Gary Summerskill, a tow-lot crew chief, gets the chills just thinking about what could happen on his shifts at night.
"They drive in and we chase them out," Summerskill says of intruders. "I was driving around the lot the other Tuesday night and I see something out of the corner of my eye, possibly a cat. I go down two rows to cut in and I see two black boys creepin', all hunched over. They see me and I see them, but I'm no hero. I called the cops. I think the guard was there, but they climbed over the fence. About two or three weeks ago, a guy came in and stole a car, drove right out. I could get fired for saying this, but we're a towing company. Do you think the neighborhoods department knows anything about towing?"

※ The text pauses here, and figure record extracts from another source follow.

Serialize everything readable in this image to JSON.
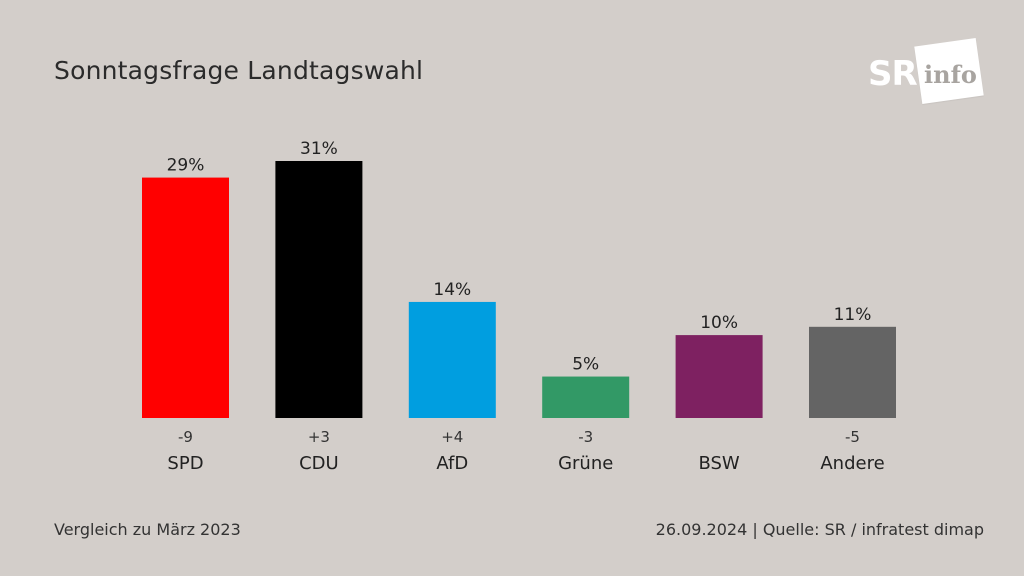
{
  "header": {
    "title": "Sonntagsfrage Landtagswahl"
  },
  "logo": {
    "sr": "SR",
    "info": "info"
  },
  "footer": {
    "left": "Vergleich zu März 2023",
    "right": "26.09.2024 | Quelle: SR / infratest dimap"
  },
  "chart_data": {
    "type": "bar",
    "title": "Sonntagsfrage Landtagswahl",
    "categories": [
      "SPD",
      "CDU",
      "AfD",
      "Grüne",
      "BSW",
      "Andere"
    ],
    "values": [
      29,
      31,
      14,
      5,
      10,
      11
    ],
    "value_labels": [
      "29%",
      "31%",
      "14%",
      "5%",
      "10%",
      "11%"
    ],
    "changes": [
      "-9",
      "+3",
      "+4",
      "-3",
      "",
      "-5"
    ],
    "colors": [
      "#ff0000",
      "#000000",
      "#009ee0",
      "#329966",
      "#7e2161",
      "#646464"
    ],
    "ylim": [
      0,
      31
    ],
    "grid": false,
    "legend": "none"
  }
}
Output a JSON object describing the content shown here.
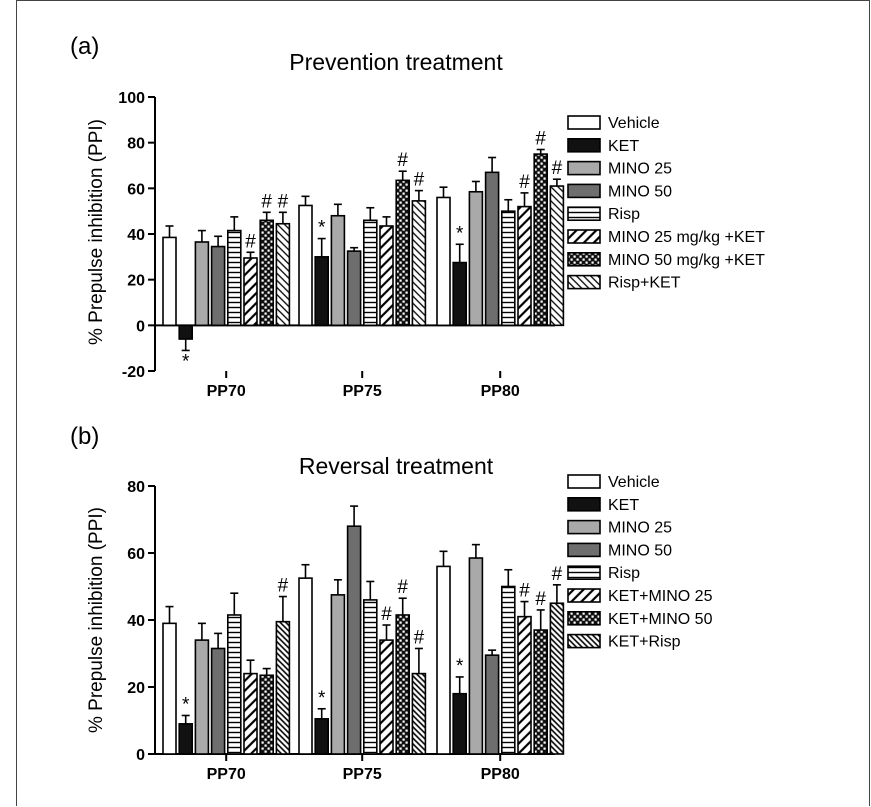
{
  "chart_data": [
    {
      "type": "bar",
      "panel_label": "(a)",
      "title": "Prevention treatment",
      "ylabel": "% Prepulse inhibition (PPI)",
      "xlabel": "",
      "ylim": [
        -20,
        100
      ],
      "yticks": [
        -20,
        0,
        20,
        40,
        60,
        80,
        100
      ],
      "categories": [
        "PP70",
        "PP75",
        "PP80"
      ],
      "legend_position": "right",
      "grid": false,
      "series": [
        {
          "name": "Vehicle",
          "pattern": "white",
          "values": [
            38.5,
            52.5,
            56
          ],
          "errors": [
            5,
            4,
            4.5
          ],
          "marks": [
            "",
            "",
            ""
          ]
        },
        {
          "name": "KET",
          "pattern": "black",
          "values": [
            -6,
            30,
            27.5
          ],
          "errors": [
            5,
            8,
            8
          ],
          "marks": [
            "*",
            "*",
            "*"
          ]
        },
        {
          "name": "MINO 25",
          "pattern": "lightgray",
          "values": [
            36.5,
            48,
            58.5
          ],
          "errors": [
            5,
            5,
            4.5
          ],
          "marks": [
            "",
            "",
            ""
          ]
        },
        {
          "name": "MINO 50",
          "pattern": "darkgray",
          "values": [
            34.5,
            32.5,
            67
          ],
          "errors": [
            4.5,
            1.5,
            6.5
          ],
          "marks": [
            "",
            "",
            ""
          ]
        },
        {
          "name": "Risp",
          "pattern": "hlines",
          "values": [
            41.5,
            46,
            50
          ],
          "errors": [
            6,
            5.5,
            5
          ],
          "marks": [
            "",
            "",
            ""
          ]
        },
        {
          "name": "MINO 25 mg/kg +KET",
          "pattern": "bslash",
          "values": [
            29.5,
            43.5,
            52
          ],
          "errors": [
            2.5,
            4,
            6
          ],
          "marks": [
            "#",
            "",
            "#"
          ]
        },
        {
          "name": "MINO 50 mg/kg +KET",
          "pattern": "dots",
          "values": [
            46,
            63.5,
            75
          ],
          "errors": [
            3.5,
            4,
            2
          ],
          "marks": [
            "#",
            "#",
            "#"
          ]
        },
        {
          "name": "Risp+KET",
          "pattern": "fslash",
          "values": [
            44.5,
            54.5,
            61
          ],
          "errors": [
            5,
            4.5,
            3
          ],
          "marks": [
            "#",
            "#",
            "#"
          ]
        }
      ]
    },
    {
      "type": "bar",
      "panel_label": "(b)",
      "title": "Reversal treatment",
      "ylabel": "% Prepulse inhibition (PPI)",
      "xlabel": "",
      "ylim": [
        0,
        80
      ],
      "yticks": [
        0,
        20,
        40,
        60,
        80
      ],
      "categories": [
        "PP70",
        "PP75",
        "PP80"
      ],
      "legend_position": "right",
      "grid": false,
      "series": [
        {
          "name": "Vehicle",
          "pattern": "white",
          "values": [
            39,
            52.5,
            56
          ],
          "errors": [
            5,
            4,
            4.5
          ],
          "marks": [
            "",
            "",
            ""
          ]
        },
        {
          "name": "KET",
          "pattern": "black",
          "values": [
            9,
            10.5,
            18
          ],
          "errors": [
            2.5,
            3,
            5
          ],
          "marks": [
            "*",
            "*",
            "*"
          ]
        },
        {
          "name": "MINO 25",
          "pattern": "lightgray",
          "values": [
            34,
            47.5,
            58.5
          ],
          "errors": [
            5,
            4.5,
            4
          ],
          "marks": [
            "",
            "",
            ""
          ]
        },
        {
          "name": "MINO 50",
          "pattern": "darkgray",
          "values": [
            31.5,
            68,
            29.5
          ],
          "errors": [
            4.5,
            6,
            1.5
          ],
          "marks": [
            "",
            "",
            ""
          ]
        },
        {
          "name": "Risp",
          "pattern": "hlines",
          "values": [
            41.5,
            46,
            50
          ],
          "errors": [
            6.5,
            5.5,
            5
          ],
          "marks": [
            "",
            "",
            ""
          ]
        },
        {
          "name": "KET+MINO 25",
          "pattern": "bslash",
          "values": [
            24,
            34,
            41
          ],
          "errors": [
            4,
            4.5,
            4.5
          ],
          "marks": [
            "",
            "#",
            "#"
          ]
        },
        {
          "name": "KET+MINO 50",
          "pattern": "dots",
          "values": [
            23.5,
            41.5,
            37
          ],
          "errors": [
            2,
            5,
            6
          ],
          "marks": [
            "",
            "#",
            "#"
          ]
        },
        {
          "name": "KET+Risp",
          "pattern": "dense",
          "values": [
            39.5,
            24,
            45
          ],
          "errors": [
            7.5,
            7.5,
            5.5
          ],
          "marks": [
            "#",
            "#",
            "#"
          ]
        }
      ]
    }
  ]
}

A new triple-wide trailer, built on the lot six months ago to replace a smaller office trailer, went without electricity until recently because the city's own Neighborhood and Community Services Department couldn't obtain the proper city building permits. Motorists hoping to reclaim vehicles usually went to the big, empty trailer first, giving them momentary panic attacks about whether anyone was there to help them.
The new office finally opened last week, but the lot's current location -- which accommodates 15,000 cars -- bulges at the fences with unclaimed cars. To make things even worse, lot operators sometimes hold auctions on days when the Royals or Chiefs are playing, when there's no place to park nearby. And inefficient record-keeping and communication between police and lot operators create a backlog of illegally parked and abandoned cars on city streets.
City councilwoman Teresa Loar, who wants towing reform, says the city's "too afraid" to address the issue. "The city does this business very poorly, and we are losing money when we could be making a lot of money for the city. It's the biggest mess I've ever seen in my life. Something is terribly wrong and the city is just as responsible as anyone doing the gouging."
Two years ago, overwhelmed with complaints and lawsuits from car owners and tow operators, Kansas City officials began plotting reform strategies. Right from the start, however, the city's leadership resembled a three-headed chicken with its heads cut off. Last summer, the city demonstrated its own confusion by completing a trio of studies covering tow-related issues and possible improvements.
Is Kansas City's towing situation such a mess that it takes three overlapping reports to wreck-tify it?